Before embarking on your presentation journey, there are some essential ground rules that must be met. Firstly, Duarte stresses the need to be real, to be yourself. Authenticity, humility and being open to share your personal story opens the gateway to connecting with your audience. Don’t be afraid to show and share emotion. If you are not able to connect, how will you create your impact? Use evocative visuals to spark emotion, use story-telling about personal experience (yours or another’s). However, know who your audience is before you develop your presentation in order to get the right balance of emotion and data. For instance, audiences who are highly analytical will not want to deal with too much emotion in a presentation, it will just make them feel uncomfortable. However, they can be deeply touched through your messages, particularly if their intent and possible outcome is to change lives.
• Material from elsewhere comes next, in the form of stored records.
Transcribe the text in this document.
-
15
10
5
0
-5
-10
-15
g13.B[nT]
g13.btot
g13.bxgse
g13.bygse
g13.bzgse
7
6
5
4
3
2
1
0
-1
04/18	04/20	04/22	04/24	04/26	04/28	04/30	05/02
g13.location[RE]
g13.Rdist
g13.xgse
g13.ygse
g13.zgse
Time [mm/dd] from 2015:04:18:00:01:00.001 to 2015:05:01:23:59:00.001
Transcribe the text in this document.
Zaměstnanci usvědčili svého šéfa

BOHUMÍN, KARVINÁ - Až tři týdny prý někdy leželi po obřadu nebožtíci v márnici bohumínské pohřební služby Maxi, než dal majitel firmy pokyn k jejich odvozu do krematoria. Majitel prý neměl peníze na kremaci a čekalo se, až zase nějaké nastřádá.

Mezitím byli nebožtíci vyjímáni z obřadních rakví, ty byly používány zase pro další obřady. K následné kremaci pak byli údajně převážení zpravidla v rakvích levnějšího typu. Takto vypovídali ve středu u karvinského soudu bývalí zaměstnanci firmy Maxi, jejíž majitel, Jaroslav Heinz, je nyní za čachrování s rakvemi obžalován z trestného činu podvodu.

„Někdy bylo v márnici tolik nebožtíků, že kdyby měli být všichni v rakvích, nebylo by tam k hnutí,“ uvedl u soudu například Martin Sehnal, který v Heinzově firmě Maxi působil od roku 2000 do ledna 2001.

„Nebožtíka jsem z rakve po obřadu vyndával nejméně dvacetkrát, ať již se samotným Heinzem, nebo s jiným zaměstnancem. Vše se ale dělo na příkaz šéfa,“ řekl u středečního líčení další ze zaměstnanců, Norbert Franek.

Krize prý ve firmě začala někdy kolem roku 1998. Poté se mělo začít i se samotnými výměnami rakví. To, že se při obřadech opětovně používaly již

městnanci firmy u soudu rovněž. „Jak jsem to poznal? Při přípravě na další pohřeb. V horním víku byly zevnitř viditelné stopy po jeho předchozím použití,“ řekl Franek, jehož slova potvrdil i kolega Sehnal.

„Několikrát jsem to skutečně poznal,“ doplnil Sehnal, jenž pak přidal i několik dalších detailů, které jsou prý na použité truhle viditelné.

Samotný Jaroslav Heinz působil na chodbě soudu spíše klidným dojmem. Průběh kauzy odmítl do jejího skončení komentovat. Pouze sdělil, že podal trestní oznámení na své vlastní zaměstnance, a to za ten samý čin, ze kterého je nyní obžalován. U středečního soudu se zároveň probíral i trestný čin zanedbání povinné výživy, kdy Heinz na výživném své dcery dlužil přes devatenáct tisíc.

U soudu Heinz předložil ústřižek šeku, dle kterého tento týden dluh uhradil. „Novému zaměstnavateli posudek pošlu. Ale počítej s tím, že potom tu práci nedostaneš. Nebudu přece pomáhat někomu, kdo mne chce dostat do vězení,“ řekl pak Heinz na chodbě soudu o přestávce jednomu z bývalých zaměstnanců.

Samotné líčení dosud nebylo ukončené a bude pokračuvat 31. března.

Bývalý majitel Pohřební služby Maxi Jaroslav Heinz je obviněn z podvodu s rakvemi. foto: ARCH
Another important thing you need to be clear on is understanding who the hero is in this venture: no, it is not you, it is the audience! Make your presentation clearly about your audience, focusing on their needs “so it resonates at their frequency, not yours”. Know who you are presenting to, to understand what keeps them awake at night, how they would like to transform their world/the company/their team. Duarte suggests presenters embrace humility and to open the presentation “from a shared place of understanding”.

Structure is an important element of your presentation. According to Duarte, a simple approach is to sticky-note your ideas by writing one idea per note and then arrange them in clusters of like-minded or associated concepts. This will then enable you to work out your key slides and sequential arrangement.

The content of your presentation is one of the most important elements of the process. One fatal mistake that presenters often make is to flood the presentation with superfluous information. Duarte highlights that people have a limit to what their brain can process (they can either read the slide or listen to you, not both). Therefore, by reducing the number of slides, you have a greater capacity to tell your story without it being lost within the pages on the screen. Furthermore, Duarte recommends no more than 75 words per slide, otherwise it becomes more of a report, not a presentation. Moreover, avoid bullet points and use more images or charts than words (as the audience are likely to remember the images or charts more than the words).

When including data in your presentation, be sure to transform the bland facts into a story around the data. What is the data telling you? Why is it important? What impact will this have on your organisation? What does this mean for the future? What is unique about it?

Last, but not least, the delivery of the presentation is the most critical component of all. In order to pull this off to the standard and impact that you hope for, allow ample time to prepare, arrange and rehearse your presentation. Duarte estimates the preparation time for an effective presentation will take anywhere from between 36 and 90 hours. As for the delivery itself, your preparations should have you well-equipped to talk to your slides. As you talk through your presentation, contrast between data and story – weaving your personal touch throughout. However, what is paramount is the way in which you deliver your messages. A natural conversationalist style is the preferred speech style, which is easier to listen to, engage with and resonate.

While presentations aim to transform, not every brilliant idea creates a catalyst for change. Some get lost in the ether, whilst mediocre ones rise to the fore. What’s the bet that the communication around the latter was far more powerful and transformational than the former? We often fall under the misnomer that a brilliant idea will take flight due to its own inherent virtues. Yet this is, unfortunately, hardly the case. The communication around ideas is what sells, influences or engenders – not the idea itself.


Resonate, Present Visual Stories that Transform Audiences, 2010, Duarte, Nancy, John Wiley and Sons, New Jersey, USA.